Bildung tut Not! Viele Stadtmenschen, und es werden immer mehr, sind ohne Supermarkt und elektrischem Dosenöffner aufgeschmissen. Sie wissen nicht, wie unsere Lebensmittel entstehen, schon gar nicht wären sie in der Lage sich selbst zu versorgen. Kräuter-, Beeren-, Wildfrüchte-, Wildgemüse- und Pilzkenntnisse wären wünschenswert. Ebenso, wie man Feuer entfacht, ohne Piezofeuerzeug, wie man Verwundete oder Verletzte versorgt, ohne Hightech-Medizin. Auch grundlegende Handwerkstechniken mit einfachen Werkzeugen wären wünschenswert, nicht nur Computerkenntnisse.
Leider findet derartige Wissensvermittlung heute in unseren Schulen kaum noch statt. Unser Wissenskanon fokussiert sich immer weiter auf Geisteswissenschaftliche Inhalte. Nun, da die Wehrpflicht abgeschafft ist, fallen für die jungen Männer (und auch Frauen) auch noch die letzten Survival-Erfahrungen weg. Da schafft insgesamt auch die neue Zivilschutzstrategie wenig Abhilfe.
Ich weiß nicht, auf was für Informationen die Bundesregierung, bezüglich terroristischer Bedrohungen, baut. Ich sehe jedoch diesbezüglich keine erhebliche Gefahr für Anschlägen, die Katastrophen-Charakter haben könnten.

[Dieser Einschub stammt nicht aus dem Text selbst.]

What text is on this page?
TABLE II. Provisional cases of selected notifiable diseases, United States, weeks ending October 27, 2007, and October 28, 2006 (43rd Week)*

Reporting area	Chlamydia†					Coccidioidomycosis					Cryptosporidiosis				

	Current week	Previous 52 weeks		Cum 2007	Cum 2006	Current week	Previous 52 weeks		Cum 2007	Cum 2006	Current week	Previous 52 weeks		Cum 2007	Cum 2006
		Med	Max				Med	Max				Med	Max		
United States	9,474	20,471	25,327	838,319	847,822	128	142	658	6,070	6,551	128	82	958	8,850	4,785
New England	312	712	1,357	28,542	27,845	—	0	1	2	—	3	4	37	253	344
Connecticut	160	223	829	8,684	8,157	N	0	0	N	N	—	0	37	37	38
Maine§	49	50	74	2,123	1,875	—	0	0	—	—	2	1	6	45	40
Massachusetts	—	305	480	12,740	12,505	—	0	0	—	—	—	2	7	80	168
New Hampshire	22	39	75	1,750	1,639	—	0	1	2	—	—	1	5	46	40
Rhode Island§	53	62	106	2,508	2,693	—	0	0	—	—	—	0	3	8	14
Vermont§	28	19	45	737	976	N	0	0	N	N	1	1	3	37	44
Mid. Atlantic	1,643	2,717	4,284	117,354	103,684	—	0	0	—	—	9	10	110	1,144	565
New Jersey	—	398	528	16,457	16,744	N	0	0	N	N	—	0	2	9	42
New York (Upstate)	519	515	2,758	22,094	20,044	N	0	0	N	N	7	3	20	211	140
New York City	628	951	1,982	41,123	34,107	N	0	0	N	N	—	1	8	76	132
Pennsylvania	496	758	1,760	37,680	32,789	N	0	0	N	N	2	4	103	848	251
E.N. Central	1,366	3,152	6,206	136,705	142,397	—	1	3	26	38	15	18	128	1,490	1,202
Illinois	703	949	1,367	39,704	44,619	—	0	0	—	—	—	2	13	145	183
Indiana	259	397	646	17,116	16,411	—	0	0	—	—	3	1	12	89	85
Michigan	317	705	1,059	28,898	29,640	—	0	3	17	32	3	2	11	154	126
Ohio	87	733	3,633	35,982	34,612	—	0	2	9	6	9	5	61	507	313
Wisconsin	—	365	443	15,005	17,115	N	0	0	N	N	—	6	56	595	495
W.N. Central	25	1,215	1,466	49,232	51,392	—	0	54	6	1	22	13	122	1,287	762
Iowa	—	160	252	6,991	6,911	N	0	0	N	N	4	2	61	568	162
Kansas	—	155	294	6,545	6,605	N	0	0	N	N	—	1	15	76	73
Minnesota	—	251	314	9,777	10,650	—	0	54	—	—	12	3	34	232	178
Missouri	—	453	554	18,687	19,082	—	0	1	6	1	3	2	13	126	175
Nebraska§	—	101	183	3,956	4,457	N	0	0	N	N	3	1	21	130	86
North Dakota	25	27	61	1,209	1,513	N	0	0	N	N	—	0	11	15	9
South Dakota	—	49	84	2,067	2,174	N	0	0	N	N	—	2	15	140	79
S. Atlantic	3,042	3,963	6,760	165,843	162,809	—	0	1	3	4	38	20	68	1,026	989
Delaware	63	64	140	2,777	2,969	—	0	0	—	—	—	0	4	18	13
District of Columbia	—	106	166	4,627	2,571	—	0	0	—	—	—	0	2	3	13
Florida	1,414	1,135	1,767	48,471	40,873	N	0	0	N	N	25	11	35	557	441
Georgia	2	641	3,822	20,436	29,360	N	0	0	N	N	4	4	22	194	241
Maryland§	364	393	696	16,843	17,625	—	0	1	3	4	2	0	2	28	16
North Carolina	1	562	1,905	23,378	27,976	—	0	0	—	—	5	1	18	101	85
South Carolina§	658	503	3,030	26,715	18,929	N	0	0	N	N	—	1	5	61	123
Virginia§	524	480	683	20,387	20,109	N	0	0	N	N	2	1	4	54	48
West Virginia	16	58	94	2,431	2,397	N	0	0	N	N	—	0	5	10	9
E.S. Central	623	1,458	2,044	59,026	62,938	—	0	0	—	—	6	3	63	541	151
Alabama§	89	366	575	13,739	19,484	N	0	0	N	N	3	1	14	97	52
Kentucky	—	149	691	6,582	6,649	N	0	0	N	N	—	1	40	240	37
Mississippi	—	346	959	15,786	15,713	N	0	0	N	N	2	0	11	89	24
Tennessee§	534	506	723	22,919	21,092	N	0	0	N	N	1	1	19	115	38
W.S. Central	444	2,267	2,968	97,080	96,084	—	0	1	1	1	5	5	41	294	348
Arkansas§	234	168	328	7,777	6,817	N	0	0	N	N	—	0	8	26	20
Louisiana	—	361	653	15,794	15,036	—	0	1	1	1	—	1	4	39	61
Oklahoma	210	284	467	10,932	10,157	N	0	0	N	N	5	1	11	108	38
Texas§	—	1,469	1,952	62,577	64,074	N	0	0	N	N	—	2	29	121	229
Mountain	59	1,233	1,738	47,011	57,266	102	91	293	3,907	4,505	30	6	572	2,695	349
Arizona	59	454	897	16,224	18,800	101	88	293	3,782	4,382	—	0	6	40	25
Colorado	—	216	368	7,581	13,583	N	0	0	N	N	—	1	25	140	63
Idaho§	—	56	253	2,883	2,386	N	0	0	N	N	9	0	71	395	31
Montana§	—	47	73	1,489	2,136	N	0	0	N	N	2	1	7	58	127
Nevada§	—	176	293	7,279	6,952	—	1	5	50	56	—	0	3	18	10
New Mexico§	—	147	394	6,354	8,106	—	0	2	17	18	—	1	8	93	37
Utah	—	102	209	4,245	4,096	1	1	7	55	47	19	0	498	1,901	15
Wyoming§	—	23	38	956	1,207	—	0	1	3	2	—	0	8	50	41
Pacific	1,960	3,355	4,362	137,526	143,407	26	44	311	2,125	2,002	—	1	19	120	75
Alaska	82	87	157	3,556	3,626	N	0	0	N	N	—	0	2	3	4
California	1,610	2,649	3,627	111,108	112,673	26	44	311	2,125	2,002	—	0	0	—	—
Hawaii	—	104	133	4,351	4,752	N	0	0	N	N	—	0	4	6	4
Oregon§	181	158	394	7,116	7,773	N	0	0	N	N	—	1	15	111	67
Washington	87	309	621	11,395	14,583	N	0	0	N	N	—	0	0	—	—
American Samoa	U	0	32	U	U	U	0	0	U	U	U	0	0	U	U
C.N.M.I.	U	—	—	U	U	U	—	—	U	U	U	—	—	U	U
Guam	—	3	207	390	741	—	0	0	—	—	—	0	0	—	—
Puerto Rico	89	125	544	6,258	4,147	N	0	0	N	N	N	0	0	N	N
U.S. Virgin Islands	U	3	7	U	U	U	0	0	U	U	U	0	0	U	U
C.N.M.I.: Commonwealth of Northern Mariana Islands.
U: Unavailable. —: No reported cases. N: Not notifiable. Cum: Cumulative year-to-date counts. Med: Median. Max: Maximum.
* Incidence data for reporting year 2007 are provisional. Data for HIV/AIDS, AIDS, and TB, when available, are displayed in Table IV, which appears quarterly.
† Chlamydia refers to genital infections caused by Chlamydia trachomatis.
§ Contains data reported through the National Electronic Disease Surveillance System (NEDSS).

Zwar besteht eine gewisse Gefahr an terroristischen Cyberattacken auf unsere Infrastruktur, die ist wohl aber erheblich geringer als deren Beschädigung oder Zerstörung durch Naturkatastrophen.
Also bitte keine Untergangsprophezeiungen und Verschwörungstheorien – nie zuvor hatten Menschen mehr Sicherheit als wir heute und dass trotz der terroristischen Bedrohungen und aller Weltprobleme. Und dennoch sollte private Vorsorge für den Krisenfall getroffen werden, dass beruhigt ihre Familie und beugt Angst und Panik vor.